Sure, this requires some imagination. That’s where the puppets come in to enliven our faith and hope! And the singing about wanting marchin’ in and wanting to be in that number! ! It’s where our most powerful symbols are helpful too! This great table of love, where we can feast and commune together, with all the saints! There’s room for us all here, including that great of cloud of witnesses, and those angels hovering round!  And it’s just a foretaste of a heavenly banquet!

Rather than being left only fearful, only grieving, only cold, confused, or alone when death comes, All Saints says to us: why not welcome some imagination, too, and a sense of faithful curiosity and wonder, too!

Enter the brilliance of Mary Oliver. I love how she imagines when death comes! There’s a firm sort of gentleness to it. It comes not like any hungry bear, but a hungry bear in autumn! It’s not as an icicle nor anything so sharp or quick, but as a slow-moving iceberg between our shoulder blades, coming as if to straighten our back!  Like “measles-pox” a phrase I think she made up to capture that broader scale of death. Today we might call it being overcome by the oceanic swells of a pandemic. And she imagines stepping not into some vast cavern of darkness but instead a cottage. There’s a sense of intimacy here, like it’s time to light a fire and pull out the herbal tea and blankets. As the poem continues, her spirit grows more and more curious and open to the sheer wonder of death. And stepping through the door itself, she comes to see everything as a brotherhood or sisterhood. How marvelous!

And she considers each life a field daisy, and each name a comfortable music in the mouth, tending toward silence!  With this line, I can’t help but  think of how we sometimes sing hymns here, deeply and prayerfully, with thanks to Peter, and how I and maybe you too sometimes sing

and end them with eyes closed, and souls fully present to the wonder and gift of it all!

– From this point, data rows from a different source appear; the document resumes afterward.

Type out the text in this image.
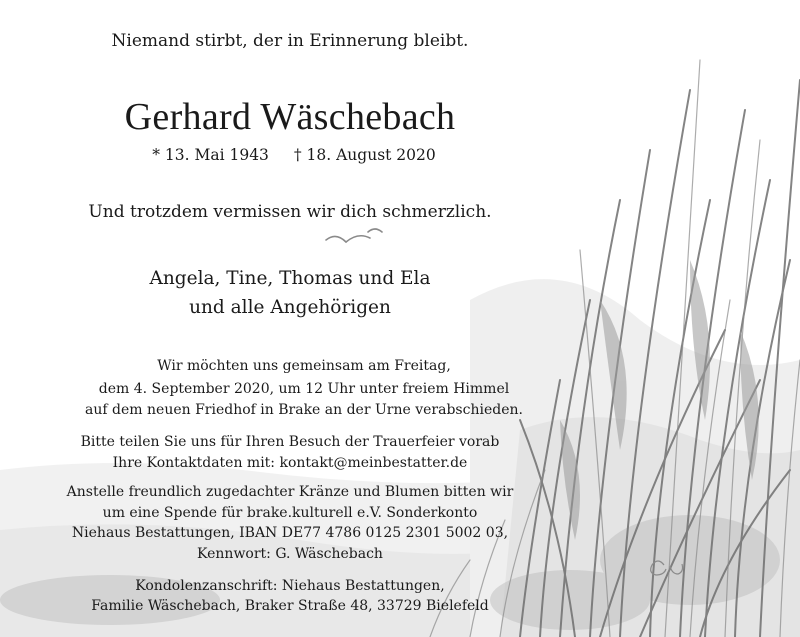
Niemand stirbt, der in Erinnerung bleibt.
Gerhard Wäschebach
* 13. Mai 1943 † 18. August 2020
Und trotzdem vermissen wir dich schmerzlich.
Angela, Tine, Thomas und Ela
und alle Angehörigen
Wir möchten uns gemeinsam am Freitag,
dem 4. September 2020, um 12 Uhr unter freiem Himmel
auf dem neuen Friedhof in Brake an der Urne verabschieden.
Bitte teilen Sie uns für Ihren Besuch der Trauerfeier vorab
Ihre Kontaktdaten mit: kontakt@meinbestatter.de
Anstelle freundlich zugedachter Kränze und Blumen bitten wir
um eine Spende für brake.kulturell e.V. Sonderkonto
Niehaus Bestattungen, IBAN DE77 4786 0125 2301 5002 03,
Kennwort: G. Wäschebach
Kondolenzanschrift: Niehaus Bestattungen,
Familie Wäschebach, Braker Straße 48, 33729 Bielefeld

What’s more, all of this gentle, warm-hearted curiosity about death somehow turns Mary Oliver back to how she wants to live. No more sighs! No fears! No arguments from her! Just more curiosity and awe and wonder and the gift of radical amazement!

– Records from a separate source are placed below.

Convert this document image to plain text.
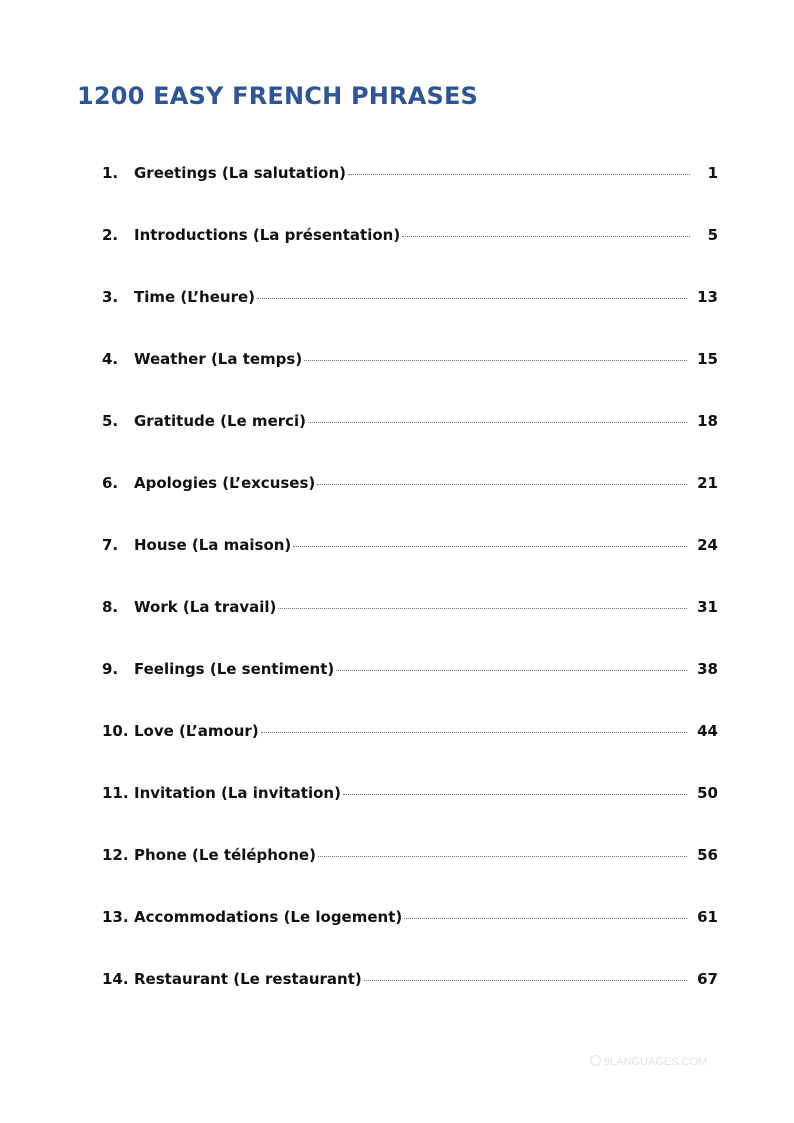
1200 EASY FRENCH PHRASES
1.	Greetings (La salutation)	1
2.	Introductions (La présentation)	5
3.	Time (L’heure)	13
4.	Weather (La temps)	15
5.	Gratitude (Le merci)	18
6.	Apologies (L’excuses)	21
7.	House (La maison)	24
8.	Work (La travail)	31
9.	Feelings (Le sentiment)	38
10. Love (L’amour)	44
11. Invitation (La invitation)	50
12. Phone (Le téléphone)	56
13. Accommodations (Le logement)	61
14. Restaurant (Le restaurant)	67
9LANGUAGES.COM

Maybe that’s All Saints Sunday’s greatest gift. It’s an invitation to stand at the threshold of life and death, whenever death comes “full of curiosity and wondering,” as Oliver puts it so well. What better way to encounter mystery!  What better way to meet each other! What better way to meet God, and to rest in those wide arms of grace!

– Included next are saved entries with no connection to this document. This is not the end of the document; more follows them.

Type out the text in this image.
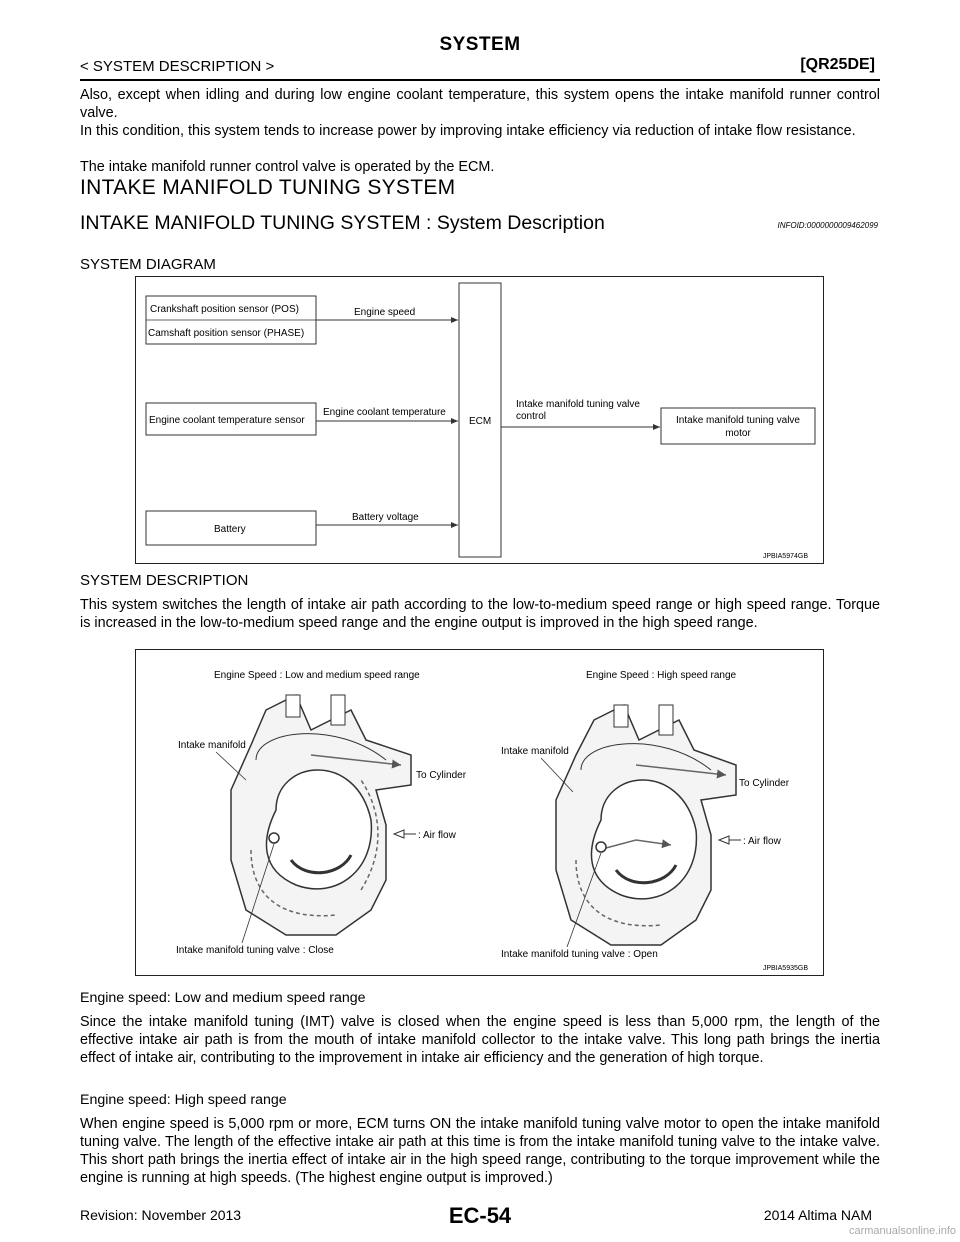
SYSTEM
< SYSTEM DESCRIPTION >	[QR25DE]
Also, except when idling and during low engine coolant temperature, this system opens the intake manifold runner control valve.
In this condition, this system tends to increase power by improving intake efficiency via reduction of intake flow resistance.
The intake manifold runner control valve is operated by the ECM.
INTAKE MANIFOLD TUNING SYSTEM
INTAKE MANIFOLD TUNING SYSTEM : System Description	INFOID:0000000009462099
SYSTEM DIAGRAM
Crankshaft position sensor (POS)
Camshaft position sensor (PHASE)
Engine speed
Engine coolant temperature sensor
Engine coolant temperature
Battery
Battery voltage
ECM
Intake manifold tuning valve
control	Intake manifold tuning valve
motor
JPBIA5974GB
SYSTEM DESCRIPTION
This system switches the length of intake air path according to the low-to-medium speed range or high speed range. Torque is increased in the low-to-medium speed range and the engine output is improved in the high speed range.
Engine Speed : Low and medium speed range	Engine Speed : High speed range
Intake manifold
To Cylinder
: Air flow
Intake manifold tuning valve : Close
Intake manifold
To Cylinder
: Air flow
Intake manifold tuning valve : Open
JPBIA5935GB
Engine speed: Low and medium speed range
Since the intake manifold tuning (IMT) valve is closed when the engine speed is less than 5,000 rpm, the length of the effective intake air path is from the mouth of intake manifold collector to the intake valve. This long path brings the inertia effect of intake air, contributing to the improvement in intake air efficiency and the generation of high torque.
Engine speed: High speed range
When engine speed is 5,000 rpm or more, ECM turns ON the intake manifold tuning valve motor to open the intake manifold tuning valve. The length of the effective intake air path at this time is from the intake manifold tuning valve to the intake valve. This short path brings the inertia effect of intake air in the high speed range, contributing to the torque improvement while the engine is running at high speeds. (The highest engine output is improved.)
Revision: November 2013	EC-54	2014 Altima NAM
carmanualsonline.info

The puppets get this already! They bring joy to grief, gladness to our sadness, they invite us to dance with the reality of loss and new life and buoy our spirits, because they and we know nothing is ever lost in the awe-inspiring breadth and depth of God’s love!  So why not join the chorus and sing? Why not let the saints go marching and feasting, all of us together? On this bright November morning, thanks be to God for all Saints Sunday. Thanks be to God for all the precious names we will soon lift up! Thanks be to God for all the Saints who from their labors rest! Amen!